A Taco Flavored Homecoming
And I should know. Twenty-five years ago, my right hand practically lived inside one of these. After school. On the couch. Inspector Gadget on the television set. Cumin powder encrusting my fingertips. And the remote control buttons.
So when I saw this, I felt like I was, well, coming home. Of course I had to buy a bag right then and there. Never mind the fact that I haven’t bought a bag of these since 2002. Never mind the trans fat. Never mind that I’m at a Home Depot. Excuse me, ma’am? Yes, I’ll just take this bathroom light fixture, a garden hose and a bag of Taco Flavor Doritos. You had me at flashback.
I am absolutely in love with the primitive clip art design work of a sombrero that really isn’t a sombrero at all so much as a hat that might’ve been stolen off the head of Curious George’s person. Then it’s overlaid with the simple words “taco flavor”. No need to explain yourselves here, Frito Lay. We know what a taco is. We know what it tastes like. We know it tastes nothing like these chips. And we’re fine with that. All the more happy in fact.

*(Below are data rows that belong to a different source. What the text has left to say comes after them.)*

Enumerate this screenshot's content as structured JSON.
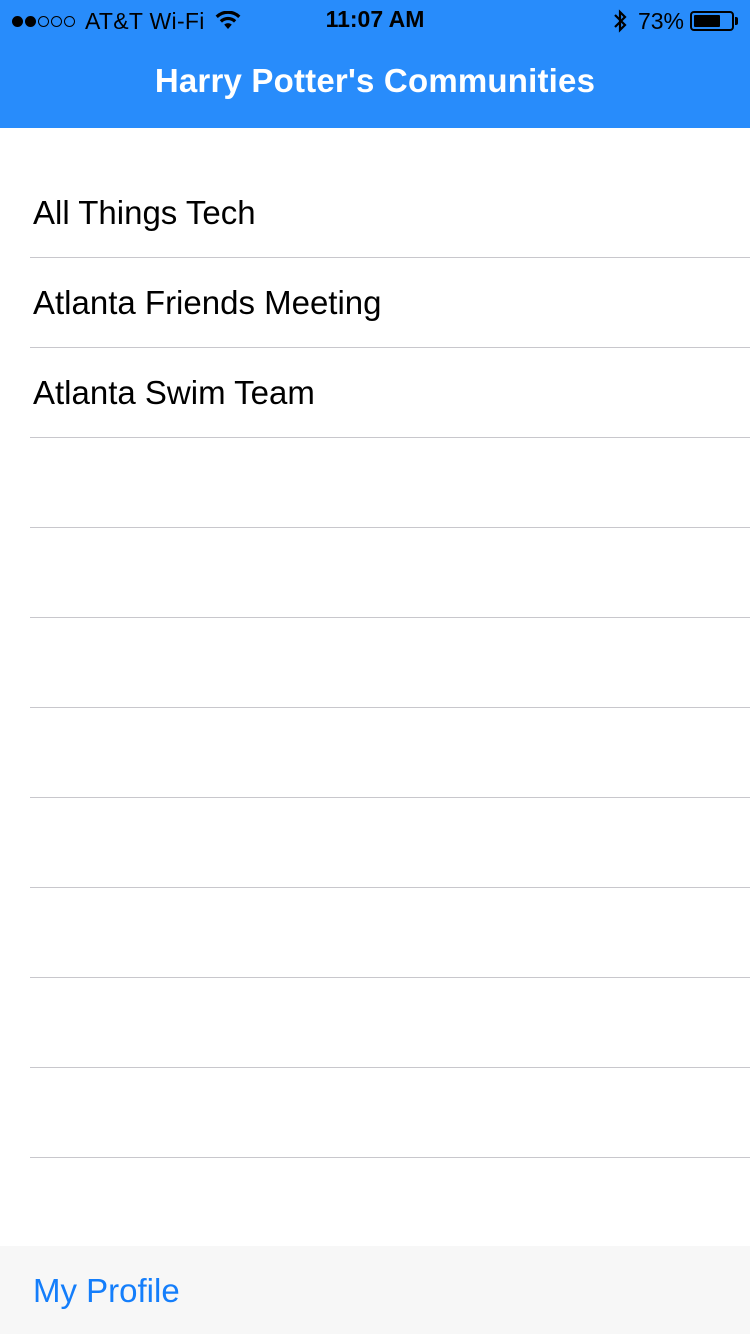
{
  "status_bar": {
    "carrier": "AT&T Wi-Fi",
    "time": "11:07 AM",
    "battery_percent": "73%",
    "battery_level": 0.73,
    "signal_bars_filled": 2,
    "signal_bars_total": 5
  },
  "nav": {
    "title": "Harry Potter's Communities"
  },
  "communities": [
    "All Things Tech",
    "Atlanta Friends Meeting",
    "Atlanta Swim Team"
  ],
  "empty_row_count": 8,
  "toolbar": {
    "my_profile_label": "My Profile"
  },
  "colors": {
    "nav_background": "#288cfb",
    "link_blue": "#147efb",
    "separator": "#c8c7cc",
    "toolbar_background": "#f7f7f7"
  },
  "icons": {
    "wifi": "wifi-icon",
    "bluetooth": "bluetooth-icon",
    "battery": "battery-icon"
  }
}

And certainly no need for a snazzy, cellophane window to give me a sneak-peek at my chips. No, I’ll take your word, Frito Lay – there are chips inside here. That yellow-tinged photograph taken with a 1978 Polaroid camera tells me everything I need to know.
Although, I could find a bit of room for improvement here. If these chips were, say, pictured spilling out of my mom’s white Corningware bowl with the blue cornflower emblem that happened to be sitting on a cream-colored roll-away couch (that my grandma called a davenport) with wooden birds in flight hanging on the wall behind the couch? That would’ve pushed it right over the top for me. Yeah, that’s when I would’ve put down the light fixture and the garden hose and said, I don’t think I have room in my Accord for all of this. No, I’ll just take a couple crates of the Taco Flavor Doritos. Can I get carryout assistance?